Advertisement

Gezi Parkı olaylarının ekonomiye ve piyasalara etkisini tartışaduralım. Bu hafta Türkiye ekonomisinin 2013 karnesine dair ilk not yani birinci çeyrek büyüme rakamı açıklanacak. iş dünyası ve ekonomi yönetiminin beklentisi her şey planlandığı gibi giderse 1. Çeyrek büyümesi beklentilerin altında gelse dahi 2013'ün 2012'ye göre daha iyi bir yıl olacağı idi. Bir siyah kuğu olarak nitelendirilen Gezi Parkı protestoları başladı. Biz Türkler olarak oldukça duygusal tepkiler verirken Gezi Parkı tansiyonunu düşürmede yine Avrupalılara kulak vermekte fayda vardı. Cuma günü Bloomberg HT yayınında konuştuğum Fitch Kıdemli Direktörü Paul Rawkins, şu an çok ciddi riskler görmediklerinin, şimdiye kadar yaşanan protestoların Türkiye'nin kredi notu açısından bir tehdit olmadığının altını çizdi. Rawkins, "Bütün gelişmeler, otoritenin nasıl karşılık vereceği ve nasıl tavır takınacağına bağlı. Bütün bu problem işte o zaman ekonomiye yansıyabilir. Turizm, kısa süreli sermaye akışları veya toparlanma etkilenebilir. Bütün bu sürecin iyi planlanması gerekiyor. Protestolar uzun sürerse ekonomiyi etkilemeye başlayabilir" diye uyardı. Şu ana kadarki protestolar ve tavırdan endişelenmediklerini söylemesine rağmen Rawkins'in ileriye dönük uyarmasının sebebi, eğer gerginlik artar, grevler ve yatırımcılar da endişeye başlarsa o zaman cari açığın negatif etkileneceğinden kaynaklanıyor. Rawkins'e göre, bütün bu uyarı ile birlikte Türkiye'de çok ciddi uluslararası rezerv de söz konusu. O da Türkiye ekonomisi için bir tampon oluşturuyor. Ancak uluslararası rezervlerimiz bize bu tampon bölgeyi 5 aylık dayanabilmemizi sağlıyormuş. Hizmet ürünleri, ithalat ve ihracat adına 5 aylık bir süre bekliyoruz diyen Rawkins'e göre daha sonra kısa pozisyonlar kırılgan bir hale gelebilir: "Türkiye kırılgan, aslında ağır bir şekilde kısa vadeli sermaye akışlarına bağlı ve yüksek seviyede bir borç söz konusu. Bütün bu faktörlerin dikkate alınması gerekiyor. Eğer ki protestolar artar ve daha uzun süreli hale gelirse o zaman istikrarsızlık yaratabilir".

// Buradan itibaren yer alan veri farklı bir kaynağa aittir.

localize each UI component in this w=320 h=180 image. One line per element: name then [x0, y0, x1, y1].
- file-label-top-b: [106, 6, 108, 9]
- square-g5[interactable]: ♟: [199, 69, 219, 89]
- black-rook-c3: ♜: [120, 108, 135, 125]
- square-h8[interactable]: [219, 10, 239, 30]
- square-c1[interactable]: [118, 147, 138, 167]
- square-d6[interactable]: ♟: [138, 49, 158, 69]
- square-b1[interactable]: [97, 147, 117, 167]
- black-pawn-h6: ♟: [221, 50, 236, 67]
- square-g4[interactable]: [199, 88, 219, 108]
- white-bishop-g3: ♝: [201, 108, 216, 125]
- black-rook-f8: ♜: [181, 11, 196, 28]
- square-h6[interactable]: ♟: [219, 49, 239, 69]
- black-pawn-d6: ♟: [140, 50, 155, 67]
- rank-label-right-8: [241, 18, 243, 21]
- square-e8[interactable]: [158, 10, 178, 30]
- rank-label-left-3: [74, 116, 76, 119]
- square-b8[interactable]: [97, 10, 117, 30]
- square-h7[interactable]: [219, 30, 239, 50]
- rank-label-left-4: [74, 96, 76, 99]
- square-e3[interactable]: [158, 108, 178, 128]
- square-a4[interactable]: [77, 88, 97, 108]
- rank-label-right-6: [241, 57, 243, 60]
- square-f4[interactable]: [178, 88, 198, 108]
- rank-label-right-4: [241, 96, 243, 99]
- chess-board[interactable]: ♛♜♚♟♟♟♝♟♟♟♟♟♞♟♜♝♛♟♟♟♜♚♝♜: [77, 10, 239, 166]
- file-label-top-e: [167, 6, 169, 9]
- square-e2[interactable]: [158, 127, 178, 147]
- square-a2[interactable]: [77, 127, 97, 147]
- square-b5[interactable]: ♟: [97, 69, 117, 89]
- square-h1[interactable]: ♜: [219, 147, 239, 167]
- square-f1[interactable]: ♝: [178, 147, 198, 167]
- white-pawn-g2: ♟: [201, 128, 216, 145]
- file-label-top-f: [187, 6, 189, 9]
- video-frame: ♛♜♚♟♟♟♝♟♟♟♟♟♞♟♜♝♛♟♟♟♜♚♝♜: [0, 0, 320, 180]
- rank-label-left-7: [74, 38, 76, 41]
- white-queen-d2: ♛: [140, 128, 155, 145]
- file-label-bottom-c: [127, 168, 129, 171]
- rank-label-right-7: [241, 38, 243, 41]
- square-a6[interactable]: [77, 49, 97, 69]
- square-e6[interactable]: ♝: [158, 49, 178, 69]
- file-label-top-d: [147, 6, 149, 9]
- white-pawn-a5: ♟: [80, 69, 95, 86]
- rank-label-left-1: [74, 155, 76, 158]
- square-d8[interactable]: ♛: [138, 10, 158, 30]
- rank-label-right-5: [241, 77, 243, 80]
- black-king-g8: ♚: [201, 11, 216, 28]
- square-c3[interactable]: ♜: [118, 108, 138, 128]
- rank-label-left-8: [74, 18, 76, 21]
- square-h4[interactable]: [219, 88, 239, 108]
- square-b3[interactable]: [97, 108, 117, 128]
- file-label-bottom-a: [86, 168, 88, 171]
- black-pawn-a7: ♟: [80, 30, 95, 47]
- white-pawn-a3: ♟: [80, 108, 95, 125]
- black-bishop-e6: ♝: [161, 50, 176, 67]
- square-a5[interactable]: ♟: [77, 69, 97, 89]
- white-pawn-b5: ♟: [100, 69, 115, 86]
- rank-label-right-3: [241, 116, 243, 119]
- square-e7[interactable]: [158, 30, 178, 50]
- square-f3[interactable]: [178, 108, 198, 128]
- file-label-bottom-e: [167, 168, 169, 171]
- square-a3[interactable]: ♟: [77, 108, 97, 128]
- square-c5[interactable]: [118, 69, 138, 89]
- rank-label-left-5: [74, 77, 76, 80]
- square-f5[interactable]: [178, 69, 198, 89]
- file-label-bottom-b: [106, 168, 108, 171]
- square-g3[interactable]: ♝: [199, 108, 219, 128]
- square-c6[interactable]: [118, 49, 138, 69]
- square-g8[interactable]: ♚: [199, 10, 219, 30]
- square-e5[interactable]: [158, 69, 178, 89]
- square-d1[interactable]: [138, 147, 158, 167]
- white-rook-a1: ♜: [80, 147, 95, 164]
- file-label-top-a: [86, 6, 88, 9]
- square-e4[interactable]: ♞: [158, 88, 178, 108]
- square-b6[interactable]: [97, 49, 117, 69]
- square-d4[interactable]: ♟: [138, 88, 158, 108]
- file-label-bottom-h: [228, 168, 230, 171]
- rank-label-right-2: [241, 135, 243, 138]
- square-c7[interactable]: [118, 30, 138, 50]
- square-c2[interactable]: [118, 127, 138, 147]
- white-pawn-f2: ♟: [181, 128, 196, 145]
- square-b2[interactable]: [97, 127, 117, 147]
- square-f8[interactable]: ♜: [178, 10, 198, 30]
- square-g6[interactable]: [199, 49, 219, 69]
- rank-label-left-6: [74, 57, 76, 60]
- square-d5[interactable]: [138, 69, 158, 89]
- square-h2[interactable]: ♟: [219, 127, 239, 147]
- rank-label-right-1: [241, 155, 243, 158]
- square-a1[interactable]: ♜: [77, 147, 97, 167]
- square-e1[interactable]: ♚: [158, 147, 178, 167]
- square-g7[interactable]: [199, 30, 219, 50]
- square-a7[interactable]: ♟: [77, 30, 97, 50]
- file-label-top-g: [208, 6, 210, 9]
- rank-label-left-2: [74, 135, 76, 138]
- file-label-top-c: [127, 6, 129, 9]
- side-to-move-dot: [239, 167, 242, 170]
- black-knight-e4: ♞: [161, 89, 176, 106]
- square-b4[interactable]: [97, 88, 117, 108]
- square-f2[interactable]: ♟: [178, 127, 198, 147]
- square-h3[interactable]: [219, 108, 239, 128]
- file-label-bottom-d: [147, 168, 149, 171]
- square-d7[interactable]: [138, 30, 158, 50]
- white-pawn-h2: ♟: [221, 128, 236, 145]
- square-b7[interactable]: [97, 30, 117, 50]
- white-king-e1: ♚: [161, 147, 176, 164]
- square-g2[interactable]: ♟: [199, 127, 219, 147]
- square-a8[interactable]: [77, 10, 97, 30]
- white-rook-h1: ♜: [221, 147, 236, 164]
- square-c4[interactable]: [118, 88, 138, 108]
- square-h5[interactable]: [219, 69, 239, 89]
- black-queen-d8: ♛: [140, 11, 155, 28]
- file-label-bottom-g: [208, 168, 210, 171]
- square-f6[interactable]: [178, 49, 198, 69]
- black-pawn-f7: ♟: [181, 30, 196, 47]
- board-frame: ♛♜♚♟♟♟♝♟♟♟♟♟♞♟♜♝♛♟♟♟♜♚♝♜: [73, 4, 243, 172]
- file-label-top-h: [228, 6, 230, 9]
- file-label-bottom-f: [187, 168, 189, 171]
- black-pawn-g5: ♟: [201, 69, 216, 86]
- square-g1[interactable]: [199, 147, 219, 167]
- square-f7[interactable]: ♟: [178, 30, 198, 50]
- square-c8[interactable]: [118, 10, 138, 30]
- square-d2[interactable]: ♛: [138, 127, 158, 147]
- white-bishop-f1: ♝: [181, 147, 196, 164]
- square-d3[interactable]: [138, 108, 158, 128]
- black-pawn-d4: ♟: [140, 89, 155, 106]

Avrupa'da protestolara alışığız!

Rawkins'in uyarılarına protestoların gölgesinde İstanbul'da gerçekleşen Avrupa İş Ödülleri adeta örnek oldu. Bir yılı aşkın süredir 34 ülkeden 15 bin projenin yarıştığı, jüri üyelerinin değerlendirmelerinin yanı sıra, halk oylamasına da yer verilen Avrupa İş Ödülleri'nde 10 ayrı kategoride ödüller İstanbul'da verildi. Ödül gecesi konuştuğum Avrupa İş Ödülleri Genel Müdürü Adrian Tripp, "Yarışmamızın final gecesini İstanbul'da düzenleyerek AB'nin en iyi 300 iş liderini Türkiye'ye getirip, Türkiye'nin AB'nin güçlü bir parçası olması gerektiğini anlatmak istiyorduk. Ancak Gezi Parkı protestolarını duyan katılımcıların % 50'si son anda gelmeme kararı aldı. Bu fırsatı biraz kaçırdık" diye yakındı. Katılımcılardan sigorta şirketi INSlA'nın Genel Müdürü Louis Coomans, "Gezi Parkı'nı dolaşıp protestoları bizzat görüp ödül törenine geldim. Benim ülkem Belçika'da bu tip protestolar hep oluyor. Gördüğüm kadarı ile gençler gelecekleri için endişelerini dile getiriyorlar. Bu demokrasi için çok sağlıklı. Biz Avrupa'da protestolara alışığız" diyor. Avrupalı temsilcilerden duyduğuma göre Avrupa'da bir protesto kültürü var. Orada halk rahatsız oldukları konuları protesto ederek ifade etmekten kaçınmıyor. Bizde sorun biriktirmekten kaynaklanıyor. Gezi Parkı olayları gösteriyor ki, Türkiye'de protestocuların, polisin, politikacıların da bu kültürden ileri demokrasi adına AB'den öğrenecekleri var.